Chances are, the company was fishing for (or at least wouldn't mind) VC investment, which requires things being built a certain (complex and expensive) way like the top "startups" that recently got lots of VC funding.
Chances are, the company wanted an invite to a cloud provider's conference so they could brag about their (self-inflicted) problems and attract visibility (potentially translates to investment - see previous point).
Chances are, a lot of their engineering staff wanted certain resume points to potentially be able to work at such startups in the future.
Chances are, the company wanted some stories about how they're modern and "cloud-native" and how they're solving complex (self-inflicted) problems so they can post it on their engineering blog to attract talent (see previous point).
And so on.
It's kind of amazing, though. I keep getting pressure from the non-techs in my organization to "Migrate to the Cloud." When I ask "Why?" -crickets.
Industry jargon has a lot of power. Seems to suck the juice right out of people's brains (and the money right out of their wallets).
At the end of the day though the whole think feels like a carpenter shooting themselves in the foot with a nail gun then insisting that hammers are the only way to do things.
If you didn't sit down with the documentation, the pricing guide, and a calculator before you decided to build something then you share a significant portion of the fault.
I would be embarrassed to put my name on these posts admitting I can't handle my configs while blaming everyone but myself.
Serverless isn't a horror, serverlesshorrors poster. You are the horror.
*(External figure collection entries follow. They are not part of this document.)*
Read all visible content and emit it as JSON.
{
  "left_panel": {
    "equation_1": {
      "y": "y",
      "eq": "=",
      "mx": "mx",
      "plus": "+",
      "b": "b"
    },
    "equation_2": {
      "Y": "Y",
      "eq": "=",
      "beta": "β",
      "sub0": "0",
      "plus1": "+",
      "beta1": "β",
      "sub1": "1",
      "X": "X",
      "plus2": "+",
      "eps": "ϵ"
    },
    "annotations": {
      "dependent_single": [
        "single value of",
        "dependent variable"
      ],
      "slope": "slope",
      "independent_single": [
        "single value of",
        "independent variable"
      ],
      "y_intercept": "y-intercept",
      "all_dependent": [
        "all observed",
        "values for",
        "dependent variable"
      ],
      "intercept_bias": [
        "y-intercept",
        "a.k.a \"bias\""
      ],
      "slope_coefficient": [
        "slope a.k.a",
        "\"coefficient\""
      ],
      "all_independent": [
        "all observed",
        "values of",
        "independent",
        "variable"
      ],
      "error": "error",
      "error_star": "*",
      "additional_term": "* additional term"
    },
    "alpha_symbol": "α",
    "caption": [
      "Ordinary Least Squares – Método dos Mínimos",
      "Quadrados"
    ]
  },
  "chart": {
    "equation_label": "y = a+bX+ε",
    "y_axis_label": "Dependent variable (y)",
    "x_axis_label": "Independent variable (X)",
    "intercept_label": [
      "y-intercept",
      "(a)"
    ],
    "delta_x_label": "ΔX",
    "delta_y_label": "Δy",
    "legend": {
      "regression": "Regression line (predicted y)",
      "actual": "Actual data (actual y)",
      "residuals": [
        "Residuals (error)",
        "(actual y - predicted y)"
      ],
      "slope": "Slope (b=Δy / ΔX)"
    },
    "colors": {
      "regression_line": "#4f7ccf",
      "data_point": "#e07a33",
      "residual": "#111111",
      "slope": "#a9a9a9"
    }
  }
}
You suck at architecting efficient & secure systems using this technology, you suck at handling cloud spend, and you suck at taking responsibility when your "bug" causes a 10,000x discrepancy between your expected cost and your actual bill.
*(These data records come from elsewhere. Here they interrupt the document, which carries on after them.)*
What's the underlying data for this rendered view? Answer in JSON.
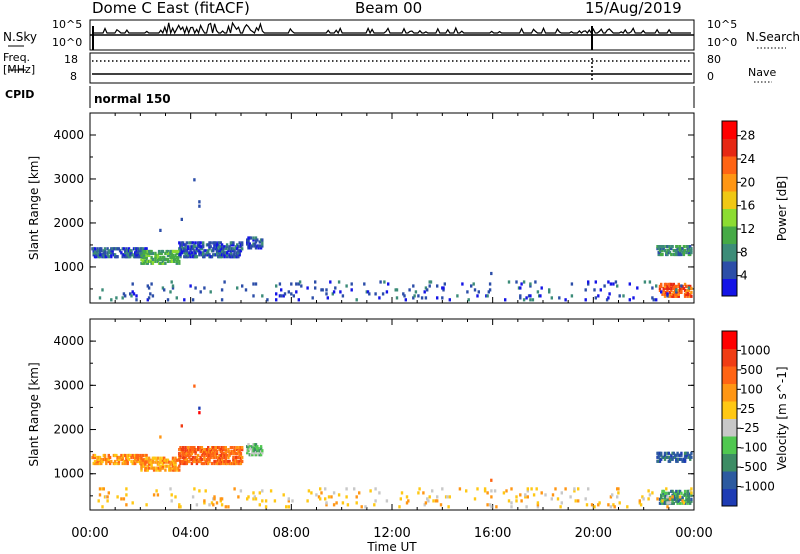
{
  "header": {
    "station": "Dome C East (fitACF)",
    "beam": "Beam 00",
    "date": "15/Aug/2019"
  },
  "top_panels": {
    "nsky_label": "N.Sky",
    "nsearch_label": "N.Search",
    "freq_label_line1": "Freq.",
    "freq_label_line2": "[MHz]",
    "nave_label": "Nave",
    "cpid_label": "CPID",
    "cpid_value": "normal 150",
    "left_ticks_noise": [
      "10^5",
      "10^0"
    ],
    "right_ticks_noise": [
      "10^5",
      "10^0"
    ],
    "left_ticks_freq": [
      "18",
      "8"
    ],
    "right_ticks_freq": [
      "80",
      "0"
    ]
  },
  "x_axis": {
    "label": "Time UT",
    "ticks": [
      "00:00",
      "04:00",
      "08:00",
      "12:00",
      "16:00",
      "20:00",
      "00:00"
    ]
  },
  "chart_data": [
    {
      "type": "heatmap",
      "panel": "power",
      "ylabel": "Slant Range [km]",
      "ylim": [
        180,
        4500
      ],
      "y_ticks": [
        "1000",
        "2000",
        "3000",
        "4000"
      ],
      "xlim_hours": [
        0,
        24
      ],
      "colorbar_label": "Power [dB]",
      "colorbar_ticks": [
        "4",
        "8",
        "12",
        "16",
        "20",
        "24",
        "28"
      ],
      "colorbar_colors": [
        "#1414e6",
        "#2c4ea8",
        "#3c8c78",
        "#46aa46",
        "#8cdc32",
        "#f0c814",
        "#ff9614",
        "#ff6414",
        "#e62814",
        "#ff0000"
      ],
      "clusters": [
        {
          "t": [
            0.05,
            2.2
          ],
          "range": [
            1200,
            1400
          ],
          "level": 1
        },
        {
          "t": [
            2.0,
            3.5
          ],
          "range": [
            1050,
            1350
          ],
          "level": 3
        },
        {
          "t": [
            3.5,
            6.0
          ],
          "range": [
            1200,
            1550
          ],
          "level": 1
        },
        {
          "t": [
            6.2,
            6.8
          ],
          "range": [
            1400,
            1650
          ],
          "level": 1
        },
        {
          "t": [
            22.5,
            23.9
          ],
          "range": [
            1250,
            1450
          ],
          "level": 2
        },
        {
          "t": [
            22.6,
            23.9
          ],
          "range": [
            300,
            600
          ],
          "level": 7
        },
        {
          "t": [
            0.05,
            23.9
          ],
          "range": [
            220,
            650
          ],
          "level": 1
        }
      ],
      "dots": [
        {
          "t": 4.1,
          "range": 2950,
          "level": 1
        },
        {
          "t": 4.3,
          "range": 2450,
          "level": 1
        },
        {
          "t": 4.3,
          "range": 2350,
          "level": 1
        },
        {
          "t": 3.6,
          "range": 2050,
          "level": 1
        },
        {
          "t": 2.75,
          "range": 1800,
          "level": 1
        },
        {
          "t": 15.9,
          "range": 820,
          "level": 1
        }
      ]
    },
    {
      "type": "heatmap",
      "panel": "velocity",
      "ylabel": "Slant Range [km]",
      "ylim": [
        180,
        4500
      ],
      "y_ticks": [
        "1000",
        "2000",
        "3000",
        "4000"
      ],
      "xlim_hours": [
        0,
        24
      ],
      "colorbar_label": "Velocity [m s^-1]",
      "colorbar_ticks": [
        "1000",
        "500",
        "100",
        "25",
        "-25",
        "-100",
        "-500",
        "-1000"
      ],
      "colorbar_colors": [
        "#1e3cb4",
        "#2c5aa0",
        "#3c8c64",
        "#50c850",
        "#c8c8c8",
        "#ffc814",
        "#ff9614",
        "#ff6414",
        "#f03c14",
        "#ff0000"
      ],
      "clusters": [
        {
          "t": [
            0.05,
            2.2
          ],
          "range": [
            1200,
            1400
          ],
          "level": 6
        },
        {
          "t": [
            2.0,
            3.5
          ],
          "range": [
            1050,
            1350
          ],
          "level": 6
        },
        {
          "t": [
            3.5,
            6.0
          ],
          "range": [
            1200,
            1600
          ],
          "level": 7
        },
        {
          "t": [
            6.2,
            6.8
          ],
          "range": [
            1400,
            1650
          ],
          "level": 3
        },
        {
          "t": [
            22.5,
            23.9
          ],
          "range": [
            1250,
            1450
          ],
          "level": 1
        },
        {
          "t": [
            22.6,
            23.9
          ],
          "range": [
            300,
            600
          ],
          "level": 2
        },
        {
          "t": [
            0.05,
            23.9
          ],
          "range": [
            220,
            650
          ],
          "level": 5
        }
      ],
      "dots": [
        {
          "t": 4.1,
          "range": 2950,
          "level": 7
        },
        {
          "t": 4.3,
          "range": 2450,
          "level": 0
        },
        {
          "t": 4.3,
          "range": 2350,
          "level": 9
        },
        {
          "t": 3.6,
          "range": 2050,
          "level": 8
        },
        {
          "t": 2.75,
          "range": 1800,
          "level": 6
        },
        {
          "t": 15.9,
          "range": 820,
          "level": 7
        }
      ]
    }
  ]
}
Just because you don't understand it doesn't mean it sucks
I'm more worried about the overconfident SRE that doesn't stay up at night worrying about these.
Or do you always log in as root, like a real man, relying purely on your experience and competence to avoid fat-finger mistakes?
Golly if only the configuration wasn't made this way on purpose exactly to cause this exact problem.
It reminds me of the Citi(?) employee who typed the wrong decimal place in a trade: computers make everything so easy!
Have the people posting these horror stories never heard of billing alerts?
If you have bot spam, how do you actually think their billing alerts work? The alert is updated every 100ms and shuts off your server immediately? That isn't how billing alerts can or should work.
Do any of you people have budgets, or do you all rely on the unending flow of VC money?
The majority of these massive bills are due to traffic, there is pretty much no way that AWS could stop your server in time...if they had the choice, which they don't.
I think my original point was unclear: I am pointing out that if you just think about how this stuff can possibly work, billing alerts can not work in the way you expect. The alert is updated async, the horse has bolted and you are trying to shut the gate.
I don't use AWS for personal stuff because I know their billing alerts won't stop me spending a lot. Don't use them if that is a concern.
I do use AWS at work, we are a relatively big customer and it is still very expensive for what it is. The actual hardware is wildly overpriced, their services aren't particularly scalable (for us), and you are basically paying all that overage for network...which isn't completely faultless either. Imo, using them in a personal capacity is a poor idea.